Cut-Throat Dropshipping

Everything a customer receives should have your branding on it or you are increasing the cost of acquisition.

Third-Party Fulfillment

As appealing as dropshipping is, it can be ruthless. Dropshipping is a business model where manu­facturers ship directly to customers so business owners do not need to purchase inventory. Some drop­shippers are very professional. However, when you share your customer’s contact informa­tion with a third party for shipping, this can open a layer of marketing complexity. Once in their database, the customer boundaries can blur.

Who Can You Trust?

The most common problem with dropshipping is a loss of control over delivery times, which may take weeks or months if overseas. You must also figure out how to manage customer claims and returns for products you may not have even seen. But it can go beyond that.

Sometimes an overseas company manufac­tures your custom product and handles fulfillment. Knock-offs are common. Do you have an exclusivity agreement? Is it enforce­able?

If your vendor pretends not to know what blind shipping or white labeling is, you may need to look elsewhere for fulfillment. Blind shipping means packaging is generic. With white labeling, the fulfillment service includes your branding. But wholesalers with an eye on higher profits may begin marketing on a retail level to your customers within their database.

It can begin with a packing slip that has the drop­shipper’s company name and website. Packaging materials sometimes include the wholesaler’s customer service number. Vendors might insert a warranty card that requires the recipient to visit their website or download an app for registration.

All of this diverts customers away from your business. Why should you pay for customer acquisition through marketing and advertising, only to have a wholesale drop­shipper yank them from you with competing offers?

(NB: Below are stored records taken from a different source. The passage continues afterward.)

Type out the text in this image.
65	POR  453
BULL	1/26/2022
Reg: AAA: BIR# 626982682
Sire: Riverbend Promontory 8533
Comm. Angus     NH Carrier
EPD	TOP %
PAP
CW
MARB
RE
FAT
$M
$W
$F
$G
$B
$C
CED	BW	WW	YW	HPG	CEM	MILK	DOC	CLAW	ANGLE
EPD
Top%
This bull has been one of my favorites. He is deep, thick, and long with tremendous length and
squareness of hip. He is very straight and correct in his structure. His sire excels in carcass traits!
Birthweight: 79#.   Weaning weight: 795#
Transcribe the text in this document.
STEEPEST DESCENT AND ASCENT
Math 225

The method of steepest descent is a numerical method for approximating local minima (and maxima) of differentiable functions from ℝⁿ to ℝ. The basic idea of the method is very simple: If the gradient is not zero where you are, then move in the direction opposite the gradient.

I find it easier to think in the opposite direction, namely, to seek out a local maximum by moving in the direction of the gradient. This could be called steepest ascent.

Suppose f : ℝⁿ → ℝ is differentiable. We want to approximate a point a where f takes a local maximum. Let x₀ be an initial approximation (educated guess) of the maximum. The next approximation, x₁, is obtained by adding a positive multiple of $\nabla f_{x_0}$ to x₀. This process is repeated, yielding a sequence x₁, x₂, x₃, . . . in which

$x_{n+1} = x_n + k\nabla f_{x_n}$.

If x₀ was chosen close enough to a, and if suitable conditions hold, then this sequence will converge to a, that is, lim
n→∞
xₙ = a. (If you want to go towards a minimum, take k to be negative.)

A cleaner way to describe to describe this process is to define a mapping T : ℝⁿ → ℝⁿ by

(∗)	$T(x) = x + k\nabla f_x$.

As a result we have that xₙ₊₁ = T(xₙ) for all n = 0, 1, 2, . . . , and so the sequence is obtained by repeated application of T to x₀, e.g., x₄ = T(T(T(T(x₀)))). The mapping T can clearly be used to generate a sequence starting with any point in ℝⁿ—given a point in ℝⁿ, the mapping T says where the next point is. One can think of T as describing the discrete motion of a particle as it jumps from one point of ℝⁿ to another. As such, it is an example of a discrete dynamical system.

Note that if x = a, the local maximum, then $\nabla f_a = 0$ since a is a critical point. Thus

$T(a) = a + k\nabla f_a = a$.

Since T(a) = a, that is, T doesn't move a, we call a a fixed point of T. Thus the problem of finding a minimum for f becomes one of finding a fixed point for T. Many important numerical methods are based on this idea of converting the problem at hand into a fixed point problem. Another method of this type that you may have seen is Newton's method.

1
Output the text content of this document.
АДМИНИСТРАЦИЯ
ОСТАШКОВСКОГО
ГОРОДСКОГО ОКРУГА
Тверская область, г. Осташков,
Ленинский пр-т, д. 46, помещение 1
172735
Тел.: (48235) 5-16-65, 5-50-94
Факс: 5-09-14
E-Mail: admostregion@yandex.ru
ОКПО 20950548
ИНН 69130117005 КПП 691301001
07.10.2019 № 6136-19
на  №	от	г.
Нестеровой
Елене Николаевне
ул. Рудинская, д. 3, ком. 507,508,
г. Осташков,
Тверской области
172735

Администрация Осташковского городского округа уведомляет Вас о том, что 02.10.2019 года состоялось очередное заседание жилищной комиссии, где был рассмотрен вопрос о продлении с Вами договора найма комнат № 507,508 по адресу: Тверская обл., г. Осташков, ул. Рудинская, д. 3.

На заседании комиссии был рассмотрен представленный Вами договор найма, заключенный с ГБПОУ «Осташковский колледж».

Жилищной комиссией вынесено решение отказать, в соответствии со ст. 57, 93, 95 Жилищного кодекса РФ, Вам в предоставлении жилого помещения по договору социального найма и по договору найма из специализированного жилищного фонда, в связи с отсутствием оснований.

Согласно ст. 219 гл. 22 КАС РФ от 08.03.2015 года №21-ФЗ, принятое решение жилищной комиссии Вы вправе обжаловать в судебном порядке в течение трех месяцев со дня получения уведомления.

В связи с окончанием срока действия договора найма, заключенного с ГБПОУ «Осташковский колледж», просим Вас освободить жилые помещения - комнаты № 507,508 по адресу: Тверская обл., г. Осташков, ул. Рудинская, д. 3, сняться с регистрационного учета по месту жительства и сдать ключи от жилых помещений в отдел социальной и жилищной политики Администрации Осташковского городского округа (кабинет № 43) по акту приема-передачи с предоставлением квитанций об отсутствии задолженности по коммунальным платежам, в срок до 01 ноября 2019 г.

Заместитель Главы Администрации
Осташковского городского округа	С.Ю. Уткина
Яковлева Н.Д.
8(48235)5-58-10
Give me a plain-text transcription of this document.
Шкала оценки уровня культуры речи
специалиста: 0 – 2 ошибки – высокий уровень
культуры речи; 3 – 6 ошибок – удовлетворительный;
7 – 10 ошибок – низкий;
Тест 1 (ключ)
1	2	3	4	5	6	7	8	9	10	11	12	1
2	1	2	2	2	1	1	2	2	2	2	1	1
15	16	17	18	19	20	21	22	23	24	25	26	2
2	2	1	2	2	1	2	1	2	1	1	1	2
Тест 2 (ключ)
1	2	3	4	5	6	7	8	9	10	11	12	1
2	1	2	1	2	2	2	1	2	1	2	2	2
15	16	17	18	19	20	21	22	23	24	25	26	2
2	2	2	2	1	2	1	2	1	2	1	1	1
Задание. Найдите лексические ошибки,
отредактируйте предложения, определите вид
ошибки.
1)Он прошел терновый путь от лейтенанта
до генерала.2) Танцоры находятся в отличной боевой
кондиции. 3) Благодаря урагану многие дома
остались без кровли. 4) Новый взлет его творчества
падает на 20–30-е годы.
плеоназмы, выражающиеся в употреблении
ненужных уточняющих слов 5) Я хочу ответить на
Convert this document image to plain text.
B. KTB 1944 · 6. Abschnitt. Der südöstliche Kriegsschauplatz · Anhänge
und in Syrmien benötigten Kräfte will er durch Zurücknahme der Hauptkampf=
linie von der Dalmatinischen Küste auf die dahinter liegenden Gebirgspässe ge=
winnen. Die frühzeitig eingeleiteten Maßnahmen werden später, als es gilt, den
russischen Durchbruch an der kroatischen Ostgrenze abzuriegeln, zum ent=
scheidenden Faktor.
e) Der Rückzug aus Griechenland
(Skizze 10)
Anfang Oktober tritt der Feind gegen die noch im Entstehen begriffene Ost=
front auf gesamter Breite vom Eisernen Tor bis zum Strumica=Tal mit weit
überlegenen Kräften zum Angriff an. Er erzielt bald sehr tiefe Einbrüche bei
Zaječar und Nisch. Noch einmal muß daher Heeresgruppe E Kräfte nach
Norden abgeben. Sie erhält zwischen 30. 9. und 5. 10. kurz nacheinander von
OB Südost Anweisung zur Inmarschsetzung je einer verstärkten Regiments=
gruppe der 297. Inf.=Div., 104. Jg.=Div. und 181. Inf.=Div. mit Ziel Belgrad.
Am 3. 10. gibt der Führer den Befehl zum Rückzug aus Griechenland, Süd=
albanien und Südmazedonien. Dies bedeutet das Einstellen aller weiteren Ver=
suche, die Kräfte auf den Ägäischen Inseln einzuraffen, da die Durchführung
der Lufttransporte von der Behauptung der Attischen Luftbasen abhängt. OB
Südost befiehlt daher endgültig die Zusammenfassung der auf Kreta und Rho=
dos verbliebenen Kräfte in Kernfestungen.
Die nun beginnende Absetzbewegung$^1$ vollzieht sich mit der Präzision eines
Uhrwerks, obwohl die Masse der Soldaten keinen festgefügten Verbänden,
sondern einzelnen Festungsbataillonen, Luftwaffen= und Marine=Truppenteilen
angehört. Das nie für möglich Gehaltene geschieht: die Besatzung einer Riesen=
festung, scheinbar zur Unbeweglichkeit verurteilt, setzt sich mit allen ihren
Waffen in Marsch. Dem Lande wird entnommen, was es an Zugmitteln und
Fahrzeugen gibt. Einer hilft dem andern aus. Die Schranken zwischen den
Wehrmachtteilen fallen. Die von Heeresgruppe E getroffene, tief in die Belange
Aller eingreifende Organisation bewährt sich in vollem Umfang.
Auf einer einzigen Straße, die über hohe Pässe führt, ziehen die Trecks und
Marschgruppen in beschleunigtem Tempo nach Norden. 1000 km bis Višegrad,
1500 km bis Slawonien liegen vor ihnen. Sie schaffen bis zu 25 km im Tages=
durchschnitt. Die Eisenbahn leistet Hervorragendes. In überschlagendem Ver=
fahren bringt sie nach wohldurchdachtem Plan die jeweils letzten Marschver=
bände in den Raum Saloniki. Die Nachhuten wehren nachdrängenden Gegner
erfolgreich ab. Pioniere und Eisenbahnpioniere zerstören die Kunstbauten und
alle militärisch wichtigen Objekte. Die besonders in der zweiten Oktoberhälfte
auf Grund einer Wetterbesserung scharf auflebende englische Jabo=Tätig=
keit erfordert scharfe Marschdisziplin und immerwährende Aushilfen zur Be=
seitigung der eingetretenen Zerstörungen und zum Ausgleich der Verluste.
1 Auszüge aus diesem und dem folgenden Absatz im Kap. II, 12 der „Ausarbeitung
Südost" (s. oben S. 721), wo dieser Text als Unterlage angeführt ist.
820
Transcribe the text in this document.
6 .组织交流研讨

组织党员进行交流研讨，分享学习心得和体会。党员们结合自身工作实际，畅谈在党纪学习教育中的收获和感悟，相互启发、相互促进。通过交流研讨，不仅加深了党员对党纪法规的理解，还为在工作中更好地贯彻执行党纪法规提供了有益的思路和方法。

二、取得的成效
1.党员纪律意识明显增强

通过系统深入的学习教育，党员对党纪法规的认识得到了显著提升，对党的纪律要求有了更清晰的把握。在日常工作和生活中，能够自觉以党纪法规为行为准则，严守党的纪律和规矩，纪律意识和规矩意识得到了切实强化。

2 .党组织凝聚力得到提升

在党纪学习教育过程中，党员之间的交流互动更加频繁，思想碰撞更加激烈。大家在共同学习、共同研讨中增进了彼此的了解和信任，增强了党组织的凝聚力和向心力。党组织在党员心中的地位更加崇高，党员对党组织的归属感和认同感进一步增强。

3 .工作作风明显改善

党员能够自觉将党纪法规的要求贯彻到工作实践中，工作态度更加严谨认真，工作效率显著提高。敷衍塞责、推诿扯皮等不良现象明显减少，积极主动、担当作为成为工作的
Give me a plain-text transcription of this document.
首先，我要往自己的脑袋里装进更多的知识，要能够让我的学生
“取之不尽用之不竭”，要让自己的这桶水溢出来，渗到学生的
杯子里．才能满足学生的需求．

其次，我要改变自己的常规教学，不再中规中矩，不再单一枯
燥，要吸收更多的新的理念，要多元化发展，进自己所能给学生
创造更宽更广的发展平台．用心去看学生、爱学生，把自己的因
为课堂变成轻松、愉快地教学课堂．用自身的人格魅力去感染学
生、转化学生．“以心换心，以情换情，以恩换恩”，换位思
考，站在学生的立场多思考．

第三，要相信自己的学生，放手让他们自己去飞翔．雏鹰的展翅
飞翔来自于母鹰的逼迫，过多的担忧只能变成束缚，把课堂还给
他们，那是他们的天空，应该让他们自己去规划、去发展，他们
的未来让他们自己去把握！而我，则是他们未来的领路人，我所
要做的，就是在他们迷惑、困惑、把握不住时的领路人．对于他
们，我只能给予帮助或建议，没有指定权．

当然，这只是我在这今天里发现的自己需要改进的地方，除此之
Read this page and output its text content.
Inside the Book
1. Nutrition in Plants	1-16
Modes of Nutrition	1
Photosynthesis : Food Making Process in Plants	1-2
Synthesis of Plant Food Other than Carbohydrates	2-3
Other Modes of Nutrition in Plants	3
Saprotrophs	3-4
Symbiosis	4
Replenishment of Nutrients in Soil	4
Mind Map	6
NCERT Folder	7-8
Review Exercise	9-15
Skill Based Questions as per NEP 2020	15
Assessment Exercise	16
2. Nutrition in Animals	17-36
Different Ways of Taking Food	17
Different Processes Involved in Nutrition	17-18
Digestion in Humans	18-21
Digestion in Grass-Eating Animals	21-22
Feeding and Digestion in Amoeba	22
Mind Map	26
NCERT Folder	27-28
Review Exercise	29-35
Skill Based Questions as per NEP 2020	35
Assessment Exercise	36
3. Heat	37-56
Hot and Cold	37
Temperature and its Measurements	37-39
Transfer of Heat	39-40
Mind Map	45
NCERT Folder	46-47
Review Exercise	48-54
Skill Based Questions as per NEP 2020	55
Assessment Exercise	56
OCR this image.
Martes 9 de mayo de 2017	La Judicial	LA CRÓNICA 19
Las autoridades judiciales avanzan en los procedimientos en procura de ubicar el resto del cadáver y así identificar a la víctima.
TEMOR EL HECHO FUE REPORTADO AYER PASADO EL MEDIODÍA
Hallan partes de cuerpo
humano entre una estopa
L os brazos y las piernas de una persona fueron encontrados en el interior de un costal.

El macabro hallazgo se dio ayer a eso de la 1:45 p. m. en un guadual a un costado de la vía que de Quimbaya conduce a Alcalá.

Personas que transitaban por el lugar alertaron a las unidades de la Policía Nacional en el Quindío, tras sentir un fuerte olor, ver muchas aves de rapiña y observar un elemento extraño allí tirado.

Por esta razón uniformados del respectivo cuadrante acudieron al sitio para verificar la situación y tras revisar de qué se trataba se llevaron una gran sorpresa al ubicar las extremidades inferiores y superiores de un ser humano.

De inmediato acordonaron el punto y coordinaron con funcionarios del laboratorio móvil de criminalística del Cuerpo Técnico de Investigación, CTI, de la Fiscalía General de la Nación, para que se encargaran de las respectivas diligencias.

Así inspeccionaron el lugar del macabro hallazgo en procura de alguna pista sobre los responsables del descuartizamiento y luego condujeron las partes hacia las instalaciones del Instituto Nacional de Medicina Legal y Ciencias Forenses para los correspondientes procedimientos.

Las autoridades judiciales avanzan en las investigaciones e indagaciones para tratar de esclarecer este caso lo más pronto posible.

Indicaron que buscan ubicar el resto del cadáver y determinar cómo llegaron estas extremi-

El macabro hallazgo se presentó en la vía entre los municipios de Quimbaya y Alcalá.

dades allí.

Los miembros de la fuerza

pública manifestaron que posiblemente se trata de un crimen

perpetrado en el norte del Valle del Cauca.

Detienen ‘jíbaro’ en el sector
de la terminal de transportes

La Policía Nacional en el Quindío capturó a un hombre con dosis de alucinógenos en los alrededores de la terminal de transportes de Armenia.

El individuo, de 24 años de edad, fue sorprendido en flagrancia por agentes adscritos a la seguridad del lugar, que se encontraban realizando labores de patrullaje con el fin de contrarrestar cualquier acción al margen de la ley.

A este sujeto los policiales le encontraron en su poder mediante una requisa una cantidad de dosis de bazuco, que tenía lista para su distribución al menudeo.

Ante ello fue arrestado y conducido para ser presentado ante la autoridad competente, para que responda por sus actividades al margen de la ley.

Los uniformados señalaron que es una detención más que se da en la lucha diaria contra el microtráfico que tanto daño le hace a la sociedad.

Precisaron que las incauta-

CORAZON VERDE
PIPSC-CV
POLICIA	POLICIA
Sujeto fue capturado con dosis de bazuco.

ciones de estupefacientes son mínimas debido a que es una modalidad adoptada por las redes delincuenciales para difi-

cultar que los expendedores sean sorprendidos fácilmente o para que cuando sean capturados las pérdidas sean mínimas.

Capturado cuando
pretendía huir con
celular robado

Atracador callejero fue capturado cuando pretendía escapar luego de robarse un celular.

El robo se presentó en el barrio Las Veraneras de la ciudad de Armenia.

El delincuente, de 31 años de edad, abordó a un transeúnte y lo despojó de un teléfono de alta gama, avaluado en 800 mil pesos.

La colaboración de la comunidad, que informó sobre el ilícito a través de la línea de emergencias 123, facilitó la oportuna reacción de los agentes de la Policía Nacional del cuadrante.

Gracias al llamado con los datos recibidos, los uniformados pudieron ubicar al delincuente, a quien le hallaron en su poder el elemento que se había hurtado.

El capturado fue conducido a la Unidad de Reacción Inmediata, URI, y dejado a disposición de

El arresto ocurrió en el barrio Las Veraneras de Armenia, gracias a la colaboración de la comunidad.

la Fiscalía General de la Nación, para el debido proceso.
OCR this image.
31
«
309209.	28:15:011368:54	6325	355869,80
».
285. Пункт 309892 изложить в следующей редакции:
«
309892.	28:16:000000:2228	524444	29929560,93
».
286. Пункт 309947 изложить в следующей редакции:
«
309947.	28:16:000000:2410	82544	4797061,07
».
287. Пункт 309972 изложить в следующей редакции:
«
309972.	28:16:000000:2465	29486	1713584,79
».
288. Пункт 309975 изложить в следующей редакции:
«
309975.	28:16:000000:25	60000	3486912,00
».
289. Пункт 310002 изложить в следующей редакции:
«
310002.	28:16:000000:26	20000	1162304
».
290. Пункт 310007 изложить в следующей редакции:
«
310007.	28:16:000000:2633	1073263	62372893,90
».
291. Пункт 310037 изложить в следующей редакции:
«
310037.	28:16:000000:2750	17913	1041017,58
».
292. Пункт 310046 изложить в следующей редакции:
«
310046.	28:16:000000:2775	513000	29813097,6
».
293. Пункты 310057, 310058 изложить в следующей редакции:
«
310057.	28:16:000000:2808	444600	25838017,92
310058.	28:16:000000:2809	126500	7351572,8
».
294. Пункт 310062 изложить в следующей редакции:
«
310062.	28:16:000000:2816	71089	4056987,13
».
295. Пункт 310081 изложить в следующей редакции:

Options to prevent a customer identity crisis:
  1. Have vendors ship individual items to you for customer fulfillment.
  2. Inventory your own products.

The first option lengthens delivery time and adds an additional courier charge. The second option requires more up-front capital investment. At the very least, use the first option initially in order to familiarize your­self with the customer unboxing experience.

Everything a customer receives—email, packing slips, invoices, and product registration—should have your branding on it. Otherwise, repeat business will drop.